Variables are lexical captures. Not dynamic global references.


26. Visualizing Recursion Internally

flatten_tree recursion:

Call stack:
flatten_tree([1,[2,[3,4]],5])
flatten_tree(1)
flatten_tree([2,[3,4]])
flatten_tree(2)
flatten_tree([3,4])
flatten_tree(3)
flatten_tree(4)
  

Return stack:

3 + 4 = 7
2 + 7 = 9
1 + 9 + 5 = 15
  

map builds array before add. add reduces array.

So:

Recursion builds structure.
Reduction collapses structure.
  

27. Slices and Ordering as Algebra

reverse:

reverse : [a] → [a]
  

Pure permutation.

Slicing:

.[:n]
.[m:n]
.[-n:]
  

These are structural projections. Not stream operators.

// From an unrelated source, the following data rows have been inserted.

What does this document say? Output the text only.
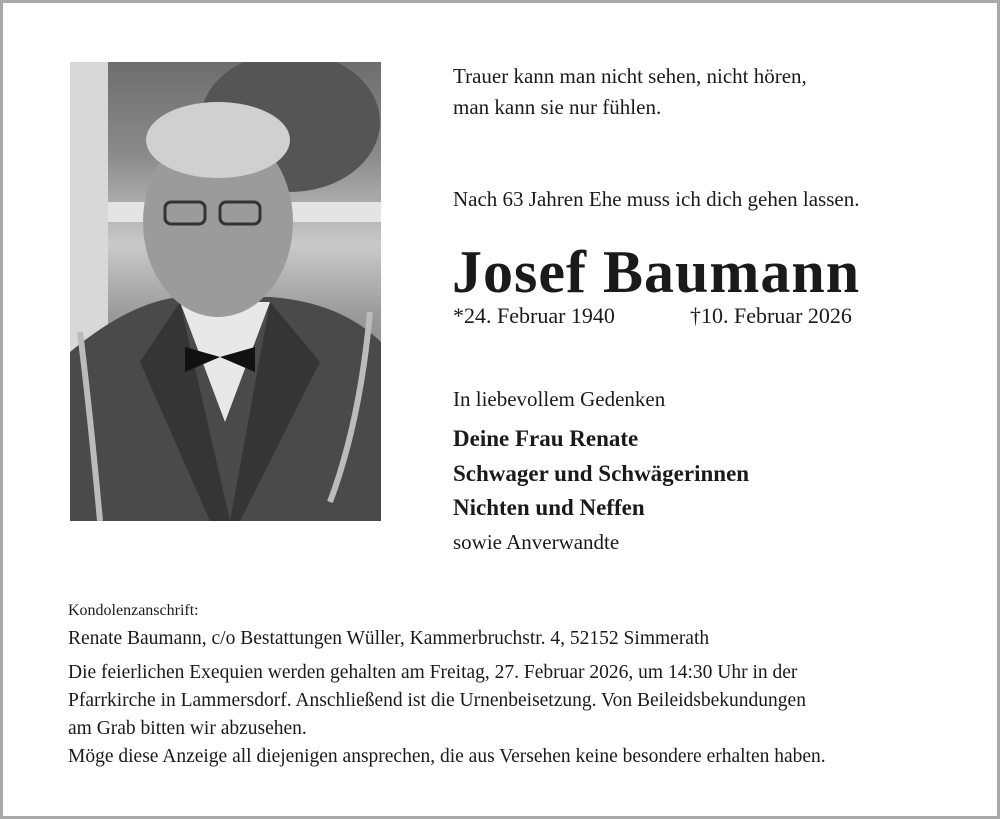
Trauer kann man nicht sehen, nicht hören,
man kann sie nur fühlen.
Nach 63 Jahren Ehe muss ich dich gehen lassen.
Josef Baumann
*24. Februar 1940	†10. Februar 2026
In liebevollem Gedenken
Deine Frau Renate
Schwager und Schwägerinnen
Nichten und Neffen
sowie Anverwandte
Kondolenzanschrift:
Renate Baumann, c/o Bestattungen Wüller, Kammerbruchstr. 4, 52152 Simmerath
Die feierlichen Exequien werden gehalten am Freitag, 27. Februar 2026, um 14:30 Uhr in der
Pfarrkirche in Lammersdorf. Anschließend ist die Urnenbeisetzung. Von Beileidsbekundungen
am Grab bitten wir abzusehen.
Möge diese Anzeige all diejenigen ansprechen, die aus Versehen keine besondere erhalten haben.
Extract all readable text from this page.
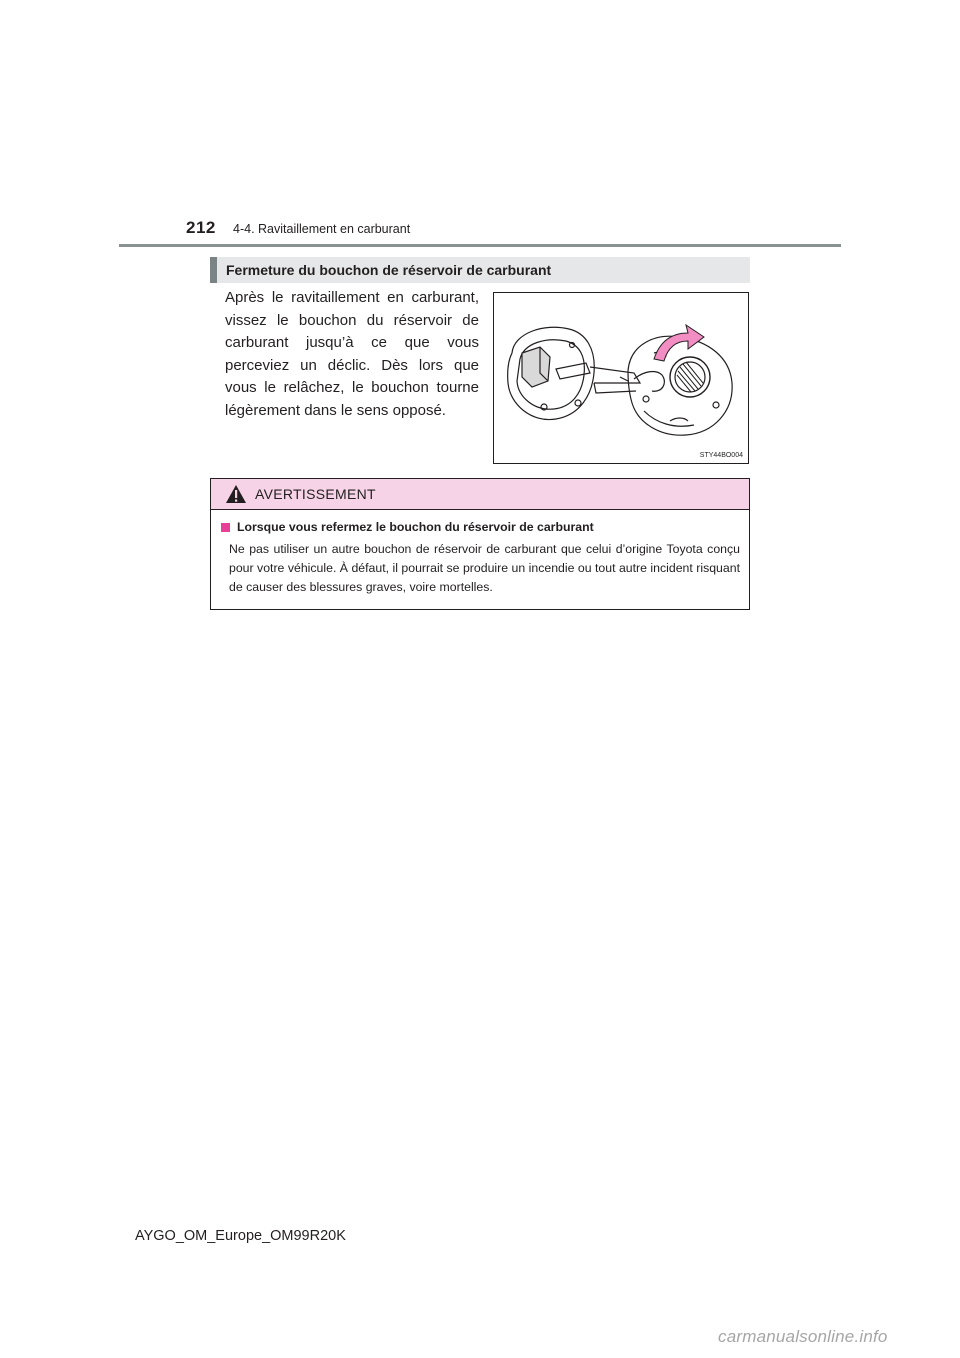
212 4-4. Ravitaillement en carburant
Fermeture du bouchon de réservoir de carburant
Après le ravitaillement en carburant, vissez le bouchon du réservoir de carburant jusqu’à ce que vous perceviez un déclic. Dès lors que vous le relâchez, le bouchon tourne légèrement dans le sens opposé.
STY44BO004
AVERTISSEMENT
Lorsque vous refermez le bouchon du réservoir de carburant
Ne pas utiliser un autre bouchon de réservoir de carburant que celui d’origine Toyota conçu pour votre véhicule. À défaut, il pourrait se produire un incendie ou tout autre incident risquant de causer des blessures graves, voire mortelles.
AYGO_OM_Europe_OM99R20K
carmanualsonline.info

Ancestor slicing in paths:

$p[0:-1]
$p[0:-2]
  

Is path projection.


28. jq as Kleisli Category Programming

Because every filter returns a stream, jq operates in:

Kleisli(List)
  

Composition:

f >=> g
  

Which is:

x ↦ flatten(map(g, f(x)))
  

That is literally jq's pipe.


29. Final Unified Model

jq combines:

  • Functor (map)
  • Fold (reduce, add, any, all)
  • Monoid (aggregation)
  • Catamorphism (walk)
  • Kleisli composition (|)
  • Tree algebra (paths, getpath, setpath)
  • Lexical scoping (as)

It is not a scripting language. It is a small algebra over streams and trees.


Closing Reflection

When something breaks in jq:

  • You misunderstood what "." is.
  • You confused stream with array.
  • You crossed generator scope with update scope.
  • You forgot to capture context with as.
  • You attempted structural operation on a stream.

Once those invariants are internalized, jq becomes derivable, not memorized.

It stops being syntax. It becomes algebra.